Jul-18 08:00By: Eric Sharper and 3 more...
Emerging Markets
EXECUTIVE SUMMARY:
- Tariff volatility subsided as potential deals inched forward, and earnings season kicked off. Issuance stayed low ($10bn), creating a stable backdrop in which EM $ index spreads were marginally tighter (-0.2bp).
- In our coverage, LATAM underperformed ($ Index +6.5bp), yet all regions are close to YTD tights. In ASIA, the outlier was Korea (+7bp). In CEEMEA, risk appetite supported another firm week for spreads.
- In ASIA, tariff talks continued to dominate, with Indonesia agreeing a 19% rate with the U.S. (vs threatened level of 32%). Vanke guided H1 losses higher YoY and Adani Ports finally launched its $ buybacks.

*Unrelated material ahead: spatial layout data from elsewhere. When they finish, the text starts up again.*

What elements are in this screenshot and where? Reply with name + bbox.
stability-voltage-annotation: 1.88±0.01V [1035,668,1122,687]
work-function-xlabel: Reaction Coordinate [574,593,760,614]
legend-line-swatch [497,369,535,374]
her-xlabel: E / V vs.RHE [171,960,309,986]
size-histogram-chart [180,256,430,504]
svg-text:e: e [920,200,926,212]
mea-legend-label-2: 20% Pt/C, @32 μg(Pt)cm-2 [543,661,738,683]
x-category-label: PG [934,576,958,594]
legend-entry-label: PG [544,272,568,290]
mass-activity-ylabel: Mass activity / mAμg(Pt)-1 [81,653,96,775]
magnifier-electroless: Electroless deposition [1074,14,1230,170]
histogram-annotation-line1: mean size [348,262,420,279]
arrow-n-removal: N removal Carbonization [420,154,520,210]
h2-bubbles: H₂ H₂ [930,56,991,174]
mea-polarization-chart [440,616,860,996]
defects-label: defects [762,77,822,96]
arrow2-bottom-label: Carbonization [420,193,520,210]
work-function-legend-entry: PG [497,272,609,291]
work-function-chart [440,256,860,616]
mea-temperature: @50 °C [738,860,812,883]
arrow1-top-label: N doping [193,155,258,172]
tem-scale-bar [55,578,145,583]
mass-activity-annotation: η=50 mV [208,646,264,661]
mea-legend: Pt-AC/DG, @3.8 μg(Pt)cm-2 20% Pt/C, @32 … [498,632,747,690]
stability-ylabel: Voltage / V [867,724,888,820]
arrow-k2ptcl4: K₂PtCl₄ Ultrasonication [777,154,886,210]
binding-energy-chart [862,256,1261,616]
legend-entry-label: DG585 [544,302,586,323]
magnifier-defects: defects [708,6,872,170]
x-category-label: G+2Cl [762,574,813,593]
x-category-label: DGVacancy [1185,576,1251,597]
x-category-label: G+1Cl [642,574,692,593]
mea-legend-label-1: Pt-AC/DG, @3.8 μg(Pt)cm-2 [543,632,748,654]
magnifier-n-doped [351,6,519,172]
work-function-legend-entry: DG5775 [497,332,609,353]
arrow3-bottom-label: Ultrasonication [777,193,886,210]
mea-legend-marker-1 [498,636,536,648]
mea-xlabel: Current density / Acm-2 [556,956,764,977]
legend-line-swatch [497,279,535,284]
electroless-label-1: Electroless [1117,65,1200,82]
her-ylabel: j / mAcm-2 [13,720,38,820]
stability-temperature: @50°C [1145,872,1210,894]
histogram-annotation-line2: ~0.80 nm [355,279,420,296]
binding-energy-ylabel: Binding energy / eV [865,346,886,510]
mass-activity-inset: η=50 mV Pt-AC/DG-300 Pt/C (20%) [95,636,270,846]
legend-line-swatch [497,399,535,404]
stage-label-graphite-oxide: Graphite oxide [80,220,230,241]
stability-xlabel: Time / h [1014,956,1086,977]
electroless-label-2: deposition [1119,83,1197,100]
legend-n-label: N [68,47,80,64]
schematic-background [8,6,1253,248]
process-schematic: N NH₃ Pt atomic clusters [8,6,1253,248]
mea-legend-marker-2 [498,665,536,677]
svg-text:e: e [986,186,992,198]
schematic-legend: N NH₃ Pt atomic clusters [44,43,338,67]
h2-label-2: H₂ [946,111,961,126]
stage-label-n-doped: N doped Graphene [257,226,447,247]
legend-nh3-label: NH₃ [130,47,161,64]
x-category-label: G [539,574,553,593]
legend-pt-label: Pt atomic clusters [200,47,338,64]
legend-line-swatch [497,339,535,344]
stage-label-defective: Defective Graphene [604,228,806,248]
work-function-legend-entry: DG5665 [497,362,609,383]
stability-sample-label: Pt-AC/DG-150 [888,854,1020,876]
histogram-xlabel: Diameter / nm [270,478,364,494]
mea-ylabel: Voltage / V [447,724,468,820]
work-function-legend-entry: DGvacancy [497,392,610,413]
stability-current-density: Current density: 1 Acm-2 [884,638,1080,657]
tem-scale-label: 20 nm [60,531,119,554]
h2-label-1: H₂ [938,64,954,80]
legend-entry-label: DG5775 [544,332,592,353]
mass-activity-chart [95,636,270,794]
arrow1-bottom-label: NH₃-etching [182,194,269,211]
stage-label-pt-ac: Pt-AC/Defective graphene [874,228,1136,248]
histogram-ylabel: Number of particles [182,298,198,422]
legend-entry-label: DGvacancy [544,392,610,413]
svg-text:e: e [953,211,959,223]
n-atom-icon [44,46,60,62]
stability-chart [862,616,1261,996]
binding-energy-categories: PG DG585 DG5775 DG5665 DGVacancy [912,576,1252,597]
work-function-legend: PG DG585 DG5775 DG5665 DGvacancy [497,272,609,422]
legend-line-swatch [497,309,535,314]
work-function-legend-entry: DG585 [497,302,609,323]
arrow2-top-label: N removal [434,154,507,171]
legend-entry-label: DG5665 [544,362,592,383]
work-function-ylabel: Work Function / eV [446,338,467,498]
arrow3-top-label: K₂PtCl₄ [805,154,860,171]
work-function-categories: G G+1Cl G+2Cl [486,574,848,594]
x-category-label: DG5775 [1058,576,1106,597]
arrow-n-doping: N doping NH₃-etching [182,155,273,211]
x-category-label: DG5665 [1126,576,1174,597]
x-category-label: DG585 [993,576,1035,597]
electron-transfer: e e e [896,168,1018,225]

- In CEEMEA, earnings season focused on Qatar’s fins, where secondary spreads already reflect early confirmations of solid credit metrics. In addition, Senegal sovereign bonds recovered from the recent cash price lows.
- In LATAM, Argentinian President Milei’s budget restraint agenda was threatened by higher spending legislation, while pressure on Pemex mounted as suppliers both foreign and domestic demanded payment.
- In the week ahead, earnings season unlikely a spread driver and blackout period will curb supply— usually a technical tailwind—but likely harsher U.S. rhetoric around tariffs and possible push back of existing deals may see wider spreads.